Naomi war sich nicht sicher, ob es vielleicht nur ein Placebo-Effekt war, aber schon wenige Minuten, nachdem das Zimmermädchen gegangen war, fühlte sie sich ein wenig besser. Jedenfalls gut genug, um mit dem Auspacken fortzufahren. Sie stand auf und starrte eine Weile lang aus einem der beiden Zwillingsbullaugen auf den dunkler werdenden Ozean. Dann drehte sie sich weg, weil ihre Übelkeit beim Anblick der Wellen sofort zurückkehrte.

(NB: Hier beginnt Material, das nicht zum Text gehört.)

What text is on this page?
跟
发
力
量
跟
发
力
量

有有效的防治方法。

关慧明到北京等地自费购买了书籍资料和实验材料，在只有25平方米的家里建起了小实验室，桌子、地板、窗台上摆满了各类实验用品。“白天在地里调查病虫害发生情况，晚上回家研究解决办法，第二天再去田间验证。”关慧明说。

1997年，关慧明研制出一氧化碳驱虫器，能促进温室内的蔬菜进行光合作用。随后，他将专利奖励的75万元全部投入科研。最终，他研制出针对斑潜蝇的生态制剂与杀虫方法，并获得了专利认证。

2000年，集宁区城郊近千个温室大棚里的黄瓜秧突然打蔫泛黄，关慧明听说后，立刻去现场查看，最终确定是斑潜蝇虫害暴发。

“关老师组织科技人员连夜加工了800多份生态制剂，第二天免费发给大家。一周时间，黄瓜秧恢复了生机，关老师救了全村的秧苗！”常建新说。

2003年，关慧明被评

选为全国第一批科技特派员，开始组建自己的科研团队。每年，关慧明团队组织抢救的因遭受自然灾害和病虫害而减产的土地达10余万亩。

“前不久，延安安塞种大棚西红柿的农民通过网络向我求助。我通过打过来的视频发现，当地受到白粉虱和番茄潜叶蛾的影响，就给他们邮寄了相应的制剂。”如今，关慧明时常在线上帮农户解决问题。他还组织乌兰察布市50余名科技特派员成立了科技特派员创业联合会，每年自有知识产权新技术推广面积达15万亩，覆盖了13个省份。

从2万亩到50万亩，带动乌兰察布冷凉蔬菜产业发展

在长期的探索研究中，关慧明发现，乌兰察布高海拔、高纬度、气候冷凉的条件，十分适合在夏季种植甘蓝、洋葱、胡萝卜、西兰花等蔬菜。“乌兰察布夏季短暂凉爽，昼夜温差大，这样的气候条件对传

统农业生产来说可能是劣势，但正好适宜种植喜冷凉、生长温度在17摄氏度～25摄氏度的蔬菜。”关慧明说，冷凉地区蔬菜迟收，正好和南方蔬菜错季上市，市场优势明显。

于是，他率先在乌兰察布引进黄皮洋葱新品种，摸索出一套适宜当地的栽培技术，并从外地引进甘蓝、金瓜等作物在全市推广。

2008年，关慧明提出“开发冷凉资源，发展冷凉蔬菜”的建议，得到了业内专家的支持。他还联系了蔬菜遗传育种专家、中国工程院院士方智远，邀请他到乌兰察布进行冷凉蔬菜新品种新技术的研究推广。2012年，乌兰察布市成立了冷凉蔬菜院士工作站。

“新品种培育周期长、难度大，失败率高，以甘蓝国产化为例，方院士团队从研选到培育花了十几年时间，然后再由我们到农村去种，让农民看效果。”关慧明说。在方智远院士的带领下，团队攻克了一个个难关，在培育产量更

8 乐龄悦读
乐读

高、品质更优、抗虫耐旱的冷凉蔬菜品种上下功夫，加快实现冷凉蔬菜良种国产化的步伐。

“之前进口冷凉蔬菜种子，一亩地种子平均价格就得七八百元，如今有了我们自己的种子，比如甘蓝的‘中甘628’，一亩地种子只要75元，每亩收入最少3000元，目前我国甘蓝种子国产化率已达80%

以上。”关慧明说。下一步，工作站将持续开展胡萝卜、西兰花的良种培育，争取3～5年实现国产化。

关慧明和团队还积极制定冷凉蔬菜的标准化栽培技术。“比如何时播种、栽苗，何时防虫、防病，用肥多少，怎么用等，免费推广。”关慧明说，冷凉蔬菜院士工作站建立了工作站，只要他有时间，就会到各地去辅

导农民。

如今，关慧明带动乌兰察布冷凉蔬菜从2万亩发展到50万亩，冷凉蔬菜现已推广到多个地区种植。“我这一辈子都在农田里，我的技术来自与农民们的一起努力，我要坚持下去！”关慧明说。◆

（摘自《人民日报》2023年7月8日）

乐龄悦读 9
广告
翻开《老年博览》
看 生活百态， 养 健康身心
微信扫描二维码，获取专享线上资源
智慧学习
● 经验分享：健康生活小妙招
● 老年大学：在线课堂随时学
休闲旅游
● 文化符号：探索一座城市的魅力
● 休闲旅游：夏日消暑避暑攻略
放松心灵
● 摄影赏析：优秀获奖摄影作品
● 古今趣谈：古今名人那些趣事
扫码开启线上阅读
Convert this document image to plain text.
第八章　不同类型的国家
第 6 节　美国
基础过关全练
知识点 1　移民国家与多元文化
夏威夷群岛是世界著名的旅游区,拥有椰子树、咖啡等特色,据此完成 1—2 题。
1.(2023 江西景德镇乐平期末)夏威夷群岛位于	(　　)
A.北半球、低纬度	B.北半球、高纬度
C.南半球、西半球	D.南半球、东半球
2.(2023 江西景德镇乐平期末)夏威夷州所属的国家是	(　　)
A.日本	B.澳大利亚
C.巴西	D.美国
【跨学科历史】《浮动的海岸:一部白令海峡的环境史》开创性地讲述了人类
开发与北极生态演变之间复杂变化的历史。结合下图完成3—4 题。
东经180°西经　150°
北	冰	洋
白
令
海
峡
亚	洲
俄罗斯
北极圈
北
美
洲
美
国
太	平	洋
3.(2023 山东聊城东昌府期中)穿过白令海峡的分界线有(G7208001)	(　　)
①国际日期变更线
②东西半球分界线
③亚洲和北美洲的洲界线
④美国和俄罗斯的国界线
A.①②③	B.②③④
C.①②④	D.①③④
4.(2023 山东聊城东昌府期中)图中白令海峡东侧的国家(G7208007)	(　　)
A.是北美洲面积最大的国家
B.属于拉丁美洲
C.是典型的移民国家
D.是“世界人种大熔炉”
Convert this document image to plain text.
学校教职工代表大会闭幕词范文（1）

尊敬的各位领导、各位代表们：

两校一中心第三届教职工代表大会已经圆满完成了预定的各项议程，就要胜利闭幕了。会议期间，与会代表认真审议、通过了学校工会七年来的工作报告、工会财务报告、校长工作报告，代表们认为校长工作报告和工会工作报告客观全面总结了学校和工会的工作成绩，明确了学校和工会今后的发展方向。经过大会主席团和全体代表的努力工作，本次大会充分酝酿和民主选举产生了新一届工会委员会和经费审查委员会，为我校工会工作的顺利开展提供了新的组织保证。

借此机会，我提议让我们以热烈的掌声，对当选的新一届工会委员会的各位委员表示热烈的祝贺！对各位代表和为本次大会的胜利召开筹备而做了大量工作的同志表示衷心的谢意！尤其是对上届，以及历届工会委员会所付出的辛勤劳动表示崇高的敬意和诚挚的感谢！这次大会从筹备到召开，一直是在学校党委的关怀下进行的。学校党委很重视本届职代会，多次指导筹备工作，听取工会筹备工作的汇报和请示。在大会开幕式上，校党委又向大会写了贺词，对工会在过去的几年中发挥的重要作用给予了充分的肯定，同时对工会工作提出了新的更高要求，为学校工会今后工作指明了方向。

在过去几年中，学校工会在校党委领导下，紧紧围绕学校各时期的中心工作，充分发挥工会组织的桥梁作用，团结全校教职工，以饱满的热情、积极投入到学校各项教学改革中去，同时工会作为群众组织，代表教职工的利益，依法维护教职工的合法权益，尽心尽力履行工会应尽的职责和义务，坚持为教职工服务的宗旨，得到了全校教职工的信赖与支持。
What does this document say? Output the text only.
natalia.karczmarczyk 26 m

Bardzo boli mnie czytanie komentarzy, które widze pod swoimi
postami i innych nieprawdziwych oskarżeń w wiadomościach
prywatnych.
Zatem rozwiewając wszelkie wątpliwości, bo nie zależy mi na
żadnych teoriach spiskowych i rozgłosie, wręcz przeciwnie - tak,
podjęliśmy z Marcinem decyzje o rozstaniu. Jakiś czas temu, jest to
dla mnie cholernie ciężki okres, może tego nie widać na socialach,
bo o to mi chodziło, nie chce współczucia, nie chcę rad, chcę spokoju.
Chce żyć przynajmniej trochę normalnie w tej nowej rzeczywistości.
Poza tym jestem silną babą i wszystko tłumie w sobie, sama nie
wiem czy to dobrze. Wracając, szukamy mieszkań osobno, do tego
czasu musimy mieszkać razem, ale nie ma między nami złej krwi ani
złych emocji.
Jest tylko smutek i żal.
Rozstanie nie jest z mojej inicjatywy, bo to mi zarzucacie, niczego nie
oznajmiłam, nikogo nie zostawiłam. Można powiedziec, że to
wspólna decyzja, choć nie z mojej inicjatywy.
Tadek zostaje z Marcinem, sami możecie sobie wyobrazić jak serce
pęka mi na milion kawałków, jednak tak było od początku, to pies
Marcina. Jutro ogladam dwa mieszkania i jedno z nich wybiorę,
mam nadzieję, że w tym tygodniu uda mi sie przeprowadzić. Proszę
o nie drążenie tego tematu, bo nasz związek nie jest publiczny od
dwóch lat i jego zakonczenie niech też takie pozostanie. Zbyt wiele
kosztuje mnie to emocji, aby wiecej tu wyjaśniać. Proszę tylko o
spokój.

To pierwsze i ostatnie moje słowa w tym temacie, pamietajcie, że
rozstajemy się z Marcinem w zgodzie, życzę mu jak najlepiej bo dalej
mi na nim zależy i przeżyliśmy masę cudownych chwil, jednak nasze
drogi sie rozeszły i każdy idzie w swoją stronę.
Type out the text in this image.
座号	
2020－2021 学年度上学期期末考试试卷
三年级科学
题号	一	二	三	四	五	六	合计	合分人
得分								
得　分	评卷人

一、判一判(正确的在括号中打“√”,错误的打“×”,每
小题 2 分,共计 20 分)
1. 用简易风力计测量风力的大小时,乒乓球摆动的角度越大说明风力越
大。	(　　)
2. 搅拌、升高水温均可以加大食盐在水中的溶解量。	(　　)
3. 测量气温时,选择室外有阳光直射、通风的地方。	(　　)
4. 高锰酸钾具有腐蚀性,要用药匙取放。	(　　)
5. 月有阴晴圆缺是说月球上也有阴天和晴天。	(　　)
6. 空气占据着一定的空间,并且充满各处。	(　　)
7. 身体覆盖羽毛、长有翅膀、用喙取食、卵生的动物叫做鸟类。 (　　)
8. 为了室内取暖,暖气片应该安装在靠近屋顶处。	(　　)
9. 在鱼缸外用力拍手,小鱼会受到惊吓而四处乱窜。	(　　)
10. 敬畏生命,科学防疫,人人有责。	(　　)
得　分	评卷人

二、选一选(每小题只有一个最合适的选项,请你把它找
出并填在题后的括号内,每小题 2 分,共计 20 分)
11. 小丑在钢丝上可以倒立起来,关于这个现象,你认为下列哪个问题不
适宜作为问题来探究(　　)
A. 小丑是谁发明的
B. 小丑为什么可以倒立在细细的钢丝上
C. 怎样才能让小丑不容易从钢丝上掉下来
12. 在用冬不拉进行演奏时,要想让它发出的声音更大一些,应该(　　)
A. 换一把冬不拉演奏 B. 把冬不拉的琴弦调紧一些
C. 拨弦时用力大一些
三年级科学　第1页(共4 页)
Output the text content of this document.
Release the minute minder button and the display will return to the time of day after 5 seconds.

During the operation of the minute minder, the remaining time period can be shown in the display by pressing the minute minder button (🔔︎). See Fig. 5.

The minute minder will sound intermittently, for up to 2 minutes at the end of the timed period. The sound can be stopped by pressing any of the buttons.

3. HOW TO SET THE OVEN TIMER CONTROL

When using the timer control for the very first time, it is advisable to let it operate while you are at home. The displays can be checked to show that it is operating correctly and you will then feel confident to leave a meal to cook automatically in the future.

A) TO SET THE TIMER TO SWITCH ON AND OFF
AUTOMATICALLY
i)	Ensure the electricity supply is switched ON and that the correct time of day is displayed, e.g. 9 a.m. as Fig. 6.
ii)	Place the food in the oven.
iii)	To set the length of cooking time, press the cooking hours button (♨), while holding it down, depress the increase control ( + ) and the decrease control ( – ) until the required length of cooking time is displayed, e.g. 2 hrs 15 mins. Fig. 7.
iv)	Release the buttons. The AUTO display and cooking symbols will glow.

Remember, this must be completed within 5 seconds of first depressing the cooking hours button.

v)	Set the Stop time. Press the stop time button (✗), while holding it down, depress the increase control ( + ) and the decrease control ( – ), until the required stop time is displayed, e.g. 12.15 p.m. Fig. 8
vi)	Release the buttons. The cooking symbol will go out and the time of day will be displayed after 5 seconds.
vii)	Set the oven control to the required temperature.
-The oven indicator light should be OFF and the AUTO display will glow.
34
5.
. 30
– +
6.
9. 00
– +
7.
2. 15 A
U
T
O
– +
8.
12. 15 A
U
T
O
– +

John wandte sich wieder seinem Laptop zu. Wenn sie zusammen verreisten, galt die Regel: Naomi packte aus und John blieb ihr aus den Füßen. Er war der schlechteste Kofferpacker der Welt und ein noch schlechterer Auspacker. Mit wachsender Verzweiflung starrte Naomi auf den Inhalt seines Koffers, der nach seiner Suche nach einem Adapter überall verstreut war. Einige seiner Kleider lagen auf der Tagesdecke, andere hatte er über einen Stuhl geworfen, wieder andere lagen auf dem Boden. John fixierte seinen Bildschirm und war sich des Chaos gar nicht bewusst, das er angerichtet hatte.
Naomi grinste, hob einen Knäuel Krawatten auf und schüttelte den Kopf. Zwecklos, sich aufzuregen.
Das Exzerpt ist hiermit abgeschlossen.